There are 20,000 species of Sunflowers. This is one of them. This happy patch sprung up on the edge of our stream, and it is welcome to stay as long as it wants to.
BD, you've got some great property. The nature inquiries appear boundless, the flowers you have shared with us magnificent.
Not that it's important to others but I would find that the apparent choices for moments of solitude and reflection are also within your bounds.
To rest beside a brook and simply be. A great reward..
When I was a child, the appearance of sunflowers along the former Chicago and Northwestern Railroad embankment signaled that summer was moving towards fall...and that meant school would resume soon: a thought that, even when we had real education in the US, depressed me. Those flowers came in several varieties and sizes, not like the giant ones that so many gardens now have. And they grew wonderfully wild in the heart of the city--before landscape architecture condemned everything to form and structure.

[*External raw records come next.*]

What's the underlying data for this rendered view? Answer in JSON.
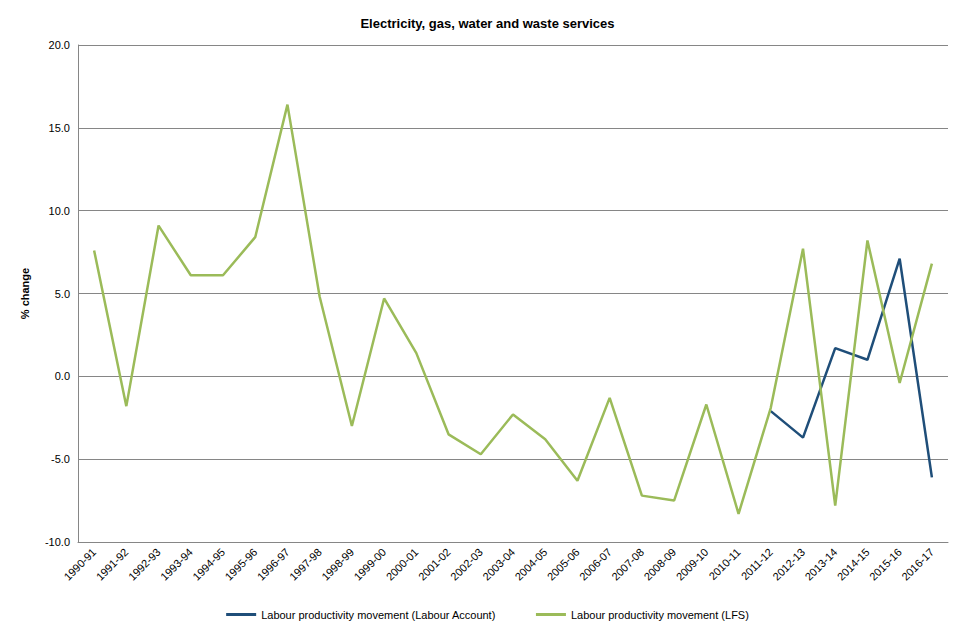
{
  "chart_data": {
    "type": "line",
    "title": "Electricity, gas, water and waste services",
    "y_label": "% change",
    "categories": [
      "1990-91",
      "1991-92",
      "1992-93",
      "1993-94",
      "1994-95",
      "1995-96",
      "1996-97",
      "1997-98",
      "1998-99",
      "1999-00",
      "2000-01",
      "2001-02",
      "2002-03",
      "2003-04",
      "2004-05",
      "2005-06",
      "2006-07",
      "2007-08",
      "2008-09",
      "2009-10",
      "2010-11",
      "2011-12",
      "2012-13",
      "2013-14",
      "2014-15",
      "2015-16",
      "2016-17"
    ],
    "series": [
      {
        "name": "Labour productivity movement (Labour Account)",
        "color": "#1f4e79",
        "marker": "none",
        "values": [
          null,
          null,
          null,
          null,
          null,
          null,
          null,
          null,
          null,
          null,
          null,
          null,
          null,
          null,
          null,
          null,
          null,
          null,
          null,
          null,
          null,
          -2.1,
          -3.7,
          1.7,
          1.0,
          7.1,
          -6.1
        ]
      },
      {
        "name": "Labour productivity movement (LFS)",
        "color": "#9bbb59",
        "marker": "none",
        "values": [
          7.6,
          -1.8,
          9.1,
          6.1,
          6.1,
          8.4,
          16.4,
          4.8,
          -3.0,
          4.7,
          1.4,
          -3.5,
          -4.7,
          -2.3,
          -3.8,
          -6.3,
          -1.3,
          -7.2,
          -7.5,
          -1.7,
          -8.3,
          -1.9,
          7.7,
          -7.8,
          8.2,
          -0.4,
          6.8
        ]
      }
    ],
    "ylim": [
      -10,
      20
    ],
    "yticks": [
      {
        "value": -10,
        "label": "-10.0"
      },
      {
        "value": -5,
        "label": "-5.0"
      },
      {
        "value": 0,
        "label": "0.0"
      },
      {
        "value": 5,
        "label": "5.0"
      },
      {
        "value": 10,
        "label": "10.0"
      },
      {
        "value": 15,
        "label": "15.0"
      },
      {
        "value": 20,
        "label": "20.0"
      }
    ],
    "grid": true,
    "legend": "bottom"
  }
}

I did find a wonderful Mexican variety that has slightly orangish blooms and is in bush form rather than being a single stalk. I also get some sunflowers coming from seeds from the bird feeder than were missed by gluttonous sparrows and manic squirrels.
The patch in your photo looks quite familiar--I have seen them along the Chicago River, which runs through our forest preserves a quarter mile from my home. This forest land comprises a large chunk surrounding the city and mixed into the suburbs. The preserves are left fairly wild and is one of Chicago's unheralded attractions--at 67,000 acres, I believe. The link for the Cook County Forest Preserve District is:
http://www.fpdcc.com/
The Chicago River now is fairly clean--and as rivers go is just more of a large stream left behind from the glaciers. To the west, the DesPlaines River also goes through other sections of forest preserves along with a number of manmade lakes.